🤖 AI Summary
To address the limitations of traditional Haar wavelets on graphs—including poor locality, absence of vanishing moments, and limited compression capability—this paper introduces the samplet transform to graph signal processing for the first time. We propose a novel orthogonal multi-resolution framework based on graph partitioning, Euclidean embedding, and pullback mapping. Specifically, the graph is partitioned via reweighted edge clustering; each subgraph is embedded into a low-dimensional Euclidean manifold using landmark Isomap; samplets with polynomial vanishing moments and strong spatial localization are constructed in the embedded space and then pulled back onto the original graph to yield a sparse, multi-scale representation. The framework rigorously guarantees orthogonality and controlled approximation error, significantly broadening the class of graph signals amenable to efficient compression. Experiments demonstrate superior performance over Haar wavelets in compression efficiency, multi-resolution fidelity, robustness to noise, and scalability.
📝 Abstract
We present a novel framework for discrete multiresolution analysis of graph signals.
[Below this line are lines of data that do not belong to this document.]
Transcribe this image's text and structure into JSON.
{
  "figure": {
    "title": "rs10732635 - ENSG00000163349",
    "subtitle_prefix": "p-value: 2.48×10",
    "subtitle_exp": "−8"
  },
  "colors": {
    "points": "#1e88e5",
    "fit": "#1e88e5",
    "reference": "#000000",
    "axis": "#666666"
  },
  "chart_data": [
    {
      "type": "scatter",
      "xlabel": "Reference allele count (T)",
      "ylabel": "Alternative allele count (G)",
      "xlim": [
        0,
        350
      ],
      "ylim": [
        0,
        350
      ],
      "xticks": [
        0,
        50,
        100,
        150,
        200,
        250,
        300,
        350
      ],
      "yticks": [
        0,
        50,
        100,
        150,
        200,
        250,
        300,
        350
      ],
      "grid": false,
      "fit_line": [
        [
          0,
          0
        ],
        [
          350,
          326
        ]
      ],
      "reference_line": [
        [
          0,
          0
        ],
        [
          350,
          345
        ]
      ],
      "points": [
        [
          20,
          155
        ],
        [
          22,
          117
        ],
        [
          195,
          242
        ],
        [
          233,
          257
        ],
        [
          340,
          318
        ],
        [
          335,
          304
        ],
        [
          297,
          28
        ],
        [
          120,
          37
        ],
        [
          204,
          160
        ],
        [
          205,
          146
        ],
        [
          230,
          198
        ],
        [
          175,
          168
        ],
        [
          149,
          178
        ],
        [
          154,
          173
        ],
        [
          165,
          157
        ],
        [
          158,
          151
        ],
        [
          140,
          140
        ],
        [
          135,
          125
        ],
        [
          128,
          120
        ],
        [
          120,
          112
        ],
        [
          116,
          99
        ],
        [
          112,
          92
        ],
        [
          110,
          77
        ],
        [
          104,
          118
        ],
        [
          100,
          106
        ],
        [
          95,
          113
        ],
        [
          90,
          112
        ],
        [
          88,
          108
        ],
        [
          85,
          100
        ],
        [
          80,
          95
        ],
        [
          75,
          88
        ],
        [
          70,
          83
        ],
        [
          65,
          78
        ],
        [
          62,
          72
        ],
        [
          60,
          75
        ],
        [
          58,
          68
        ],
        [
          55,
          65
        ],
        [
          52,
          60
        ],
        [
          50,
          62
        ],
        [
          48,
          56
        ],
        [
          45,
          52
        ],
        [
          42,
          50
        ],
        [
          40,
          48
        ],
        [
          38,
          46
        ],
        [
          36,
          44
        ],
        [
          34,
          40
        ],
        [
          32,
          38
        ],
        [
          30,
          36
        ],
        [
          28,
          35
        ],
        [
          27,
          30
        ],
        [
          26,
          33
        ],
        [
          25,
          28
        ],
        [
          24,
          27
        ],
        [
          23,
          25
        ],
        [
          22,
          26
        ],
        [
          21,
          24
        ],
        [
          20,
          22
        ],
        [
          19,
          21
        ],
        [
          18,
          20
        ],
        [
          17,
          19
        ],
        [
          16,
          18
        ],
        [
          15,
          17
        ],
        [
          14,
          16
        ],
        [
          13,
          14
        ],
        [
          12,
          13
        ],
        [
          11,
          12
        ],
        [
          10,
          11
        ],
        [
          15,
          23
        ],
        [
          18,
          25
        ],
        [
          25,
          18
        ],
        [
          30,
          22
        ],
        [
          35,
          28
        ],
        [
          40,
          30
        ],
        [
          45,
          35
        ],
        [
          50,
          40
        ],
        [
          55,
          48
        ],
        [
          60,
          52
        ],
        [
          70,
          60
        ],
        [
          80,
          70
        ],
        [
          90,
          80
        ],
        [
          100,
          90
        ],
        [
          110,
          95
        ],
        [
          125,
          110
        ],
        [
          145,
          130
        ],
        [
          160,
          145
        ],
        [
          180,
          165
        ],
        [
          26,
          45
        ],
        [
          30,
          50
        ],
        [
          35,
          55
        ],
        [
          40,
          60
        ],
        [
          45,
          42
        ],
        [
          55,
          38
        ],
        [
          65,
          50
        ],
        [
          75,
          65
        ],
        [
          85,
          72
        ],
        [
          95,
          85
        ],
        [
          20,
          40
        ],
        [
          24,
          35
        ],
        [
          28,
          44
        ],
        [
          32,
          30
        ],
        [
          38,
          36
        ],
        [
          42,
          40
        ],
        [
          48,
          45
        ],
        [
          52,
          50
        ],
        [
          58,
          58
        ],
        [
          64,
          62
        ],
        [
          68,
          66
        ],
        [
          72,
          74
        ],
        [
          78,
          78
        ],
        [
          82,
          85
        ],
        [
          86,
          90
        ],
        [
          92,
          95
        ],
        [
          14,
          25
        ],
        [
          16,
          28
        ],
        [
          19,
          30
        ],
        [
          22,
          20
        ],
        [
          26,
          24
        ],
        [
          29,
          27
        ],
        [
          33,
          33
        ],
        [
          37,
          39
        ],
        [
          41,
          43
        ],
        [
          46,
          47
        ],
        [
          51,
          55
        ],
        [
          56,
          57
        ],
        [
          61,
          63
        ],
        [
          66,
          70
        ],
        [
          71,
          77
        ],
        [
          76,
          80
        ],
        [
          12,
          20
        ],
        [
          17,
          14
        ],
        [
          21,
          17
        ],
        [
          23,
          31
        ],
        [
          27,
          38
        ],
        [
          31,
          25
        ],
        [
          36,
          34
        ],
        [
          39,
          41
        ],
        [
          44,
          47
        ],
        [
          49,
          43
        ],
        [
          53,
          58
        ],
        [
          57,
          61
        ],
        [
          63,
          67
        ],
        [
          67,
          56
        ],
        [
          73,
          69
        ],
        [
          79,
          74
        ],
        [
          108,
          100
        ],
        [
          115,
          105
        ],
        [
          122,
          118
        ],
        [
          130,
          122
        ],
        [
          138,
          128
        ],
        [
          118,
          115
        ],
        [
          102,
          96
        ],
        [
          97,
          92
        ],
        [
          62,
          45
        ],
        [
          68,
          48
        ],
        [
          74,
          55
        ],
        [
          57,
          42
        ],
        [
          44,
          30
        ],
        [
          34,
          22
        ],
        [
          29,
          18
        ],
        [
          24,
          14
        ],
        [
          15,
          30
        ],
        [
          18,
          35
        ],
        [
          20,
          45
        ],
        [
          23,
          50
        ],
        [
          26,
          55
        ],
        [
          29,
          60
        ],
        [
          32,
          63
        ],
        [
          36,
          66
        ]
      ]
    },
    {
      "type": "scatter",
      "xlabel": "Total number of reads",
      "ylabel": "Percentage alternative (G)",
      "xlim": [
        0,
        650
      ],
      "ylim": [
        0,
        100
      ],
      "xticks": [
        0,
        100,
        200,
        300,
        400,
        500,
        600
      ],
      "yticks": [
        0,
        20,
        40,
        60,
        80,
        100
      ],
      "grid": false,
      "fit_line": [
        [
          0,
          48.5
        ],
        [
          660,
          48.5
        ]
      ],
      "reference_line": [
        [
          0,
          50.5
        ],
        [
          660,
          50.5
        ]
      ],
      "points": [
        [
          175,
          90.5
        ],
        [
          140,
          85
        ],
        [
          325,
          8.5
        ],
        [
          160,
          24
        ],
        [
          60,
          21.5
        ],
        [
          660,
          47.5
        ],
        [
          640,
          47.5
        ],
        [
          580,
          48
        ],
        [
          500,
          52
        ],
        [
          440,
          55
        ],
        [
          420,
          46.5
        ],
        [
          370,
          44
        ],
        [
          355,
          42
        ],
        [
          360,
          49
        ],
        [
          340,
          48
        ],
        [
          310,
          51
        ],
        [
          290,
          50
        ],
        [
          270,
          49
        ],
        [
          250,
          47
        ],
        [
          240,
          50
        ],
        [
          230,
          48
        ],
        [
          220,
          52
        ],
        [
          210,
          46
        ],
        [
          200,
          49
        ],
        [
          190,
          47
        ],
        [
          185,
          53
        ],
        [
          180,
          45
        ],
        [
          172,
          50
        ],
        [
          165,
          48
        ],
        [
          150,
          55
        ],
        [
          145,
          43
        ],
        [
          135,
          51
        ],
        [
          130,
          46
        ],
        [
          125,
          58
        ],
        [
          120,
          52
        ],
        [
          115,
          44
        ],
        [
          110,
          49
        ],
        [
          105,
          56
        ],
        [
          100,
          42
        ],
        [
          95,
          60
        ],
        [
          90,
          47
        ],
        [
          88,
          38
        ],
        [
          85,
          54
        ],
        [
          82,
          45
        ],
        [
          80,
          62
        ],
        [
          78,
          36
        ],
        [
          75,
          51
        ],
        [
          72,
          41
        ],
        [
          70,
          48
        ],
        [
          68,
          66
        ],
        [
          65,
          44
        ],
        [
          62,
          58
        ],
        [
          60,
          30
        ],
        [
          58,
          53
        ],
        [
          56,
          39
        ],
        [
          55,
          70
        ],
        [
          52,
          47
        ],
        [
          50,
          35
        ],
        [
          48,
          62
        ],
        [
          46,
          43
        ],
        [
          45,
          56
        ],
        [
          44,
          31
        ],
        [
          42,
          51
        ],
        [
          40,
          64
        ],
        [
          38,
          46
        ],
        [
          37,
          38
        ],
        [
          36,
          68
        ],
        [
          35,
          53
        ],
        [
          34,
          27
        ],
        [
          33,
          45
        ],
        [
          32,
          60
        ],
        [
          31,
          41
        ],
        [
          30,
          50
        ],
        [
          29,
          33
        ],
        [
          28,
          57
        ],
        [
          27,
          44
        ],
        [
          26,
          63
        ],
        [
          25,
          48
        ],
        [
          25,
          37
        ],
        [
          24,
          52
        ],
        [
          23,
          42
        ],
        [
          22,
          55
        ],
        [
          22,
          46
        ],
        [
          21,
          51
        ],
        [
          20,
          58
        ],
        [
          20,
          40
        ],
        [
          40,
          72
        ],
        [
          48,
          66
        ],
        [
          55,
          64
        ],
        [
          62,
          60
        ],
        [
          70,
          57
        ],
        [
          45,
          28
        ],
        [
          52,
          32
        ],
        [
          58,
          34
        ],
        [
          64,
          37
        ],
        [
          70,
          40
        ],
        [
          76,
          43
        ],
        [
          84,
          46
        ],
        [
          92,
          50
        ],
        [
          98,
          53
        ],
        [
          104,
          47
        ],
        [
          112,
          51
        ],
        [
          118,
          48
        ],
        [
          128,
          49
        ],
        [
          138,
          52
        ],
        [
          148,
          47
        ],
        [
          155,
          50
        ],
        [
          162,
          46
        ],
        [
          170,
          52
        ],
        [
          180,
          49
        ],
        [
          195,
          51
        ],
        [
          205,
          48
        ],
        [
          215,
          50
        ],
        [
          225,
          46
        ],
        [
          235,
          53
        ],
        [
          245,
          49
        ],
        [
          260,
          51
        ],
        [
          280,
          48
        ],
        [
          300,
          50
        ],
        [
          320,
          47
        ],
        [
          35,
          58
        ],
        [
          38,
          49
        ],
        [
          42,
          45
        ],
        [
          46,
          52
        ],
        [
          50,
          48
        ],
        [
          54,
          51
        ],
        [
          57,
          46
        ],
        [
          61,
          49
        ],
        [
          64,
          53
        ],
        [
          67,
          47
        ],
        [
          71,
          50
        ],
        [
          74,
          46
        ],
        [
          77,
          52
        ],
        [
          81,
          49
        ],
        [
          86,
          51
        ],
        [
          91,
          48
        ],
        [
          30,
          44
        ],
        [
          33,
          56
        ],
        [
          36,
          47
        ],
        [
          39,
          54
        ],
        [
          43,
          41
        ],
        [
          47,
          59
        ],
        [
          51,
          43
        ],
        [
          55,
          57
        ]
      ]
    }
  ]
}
The main analytical tool is the samplet transform, originally defined in the Euclidean framework as a discrete wavelet-like construction, tailored to the analysis of scattered data. The first contribution of this work is defining samplets on graphs. To this end, we subdivide the graph into a fixed number of patches, embed each patch into a Euclidean space, where we construct samplets, and eventually pull the construction back to the graph. This ensures orthogonality, locality, and the vanishing moments property with respect to properly defined polynomial spaces on graphs. Compared to classical Haar wavelets, this framework broadens the class of graph signals that can efficiently be compressed and analyzed. Along this line, we provide a definition of a class of signals that can be compressed using our construction. We support our findings with different examples of signals defined on graphs whose vertices lie on smooth manifolds. For efficient numerical implementation, we combine heavy edge clustering, to partition the graph into meaningful patches, with landmark exttt{Isomap}, which provides low-dimensional embeddings for each patch. Our results demonstrate the method's robustness, scalability, and ability to yield sparse representations with controllable approximation error, significantly outperforming traditional Haar wavelet approaches in terms of compression efficiency and multiresolution fidelity.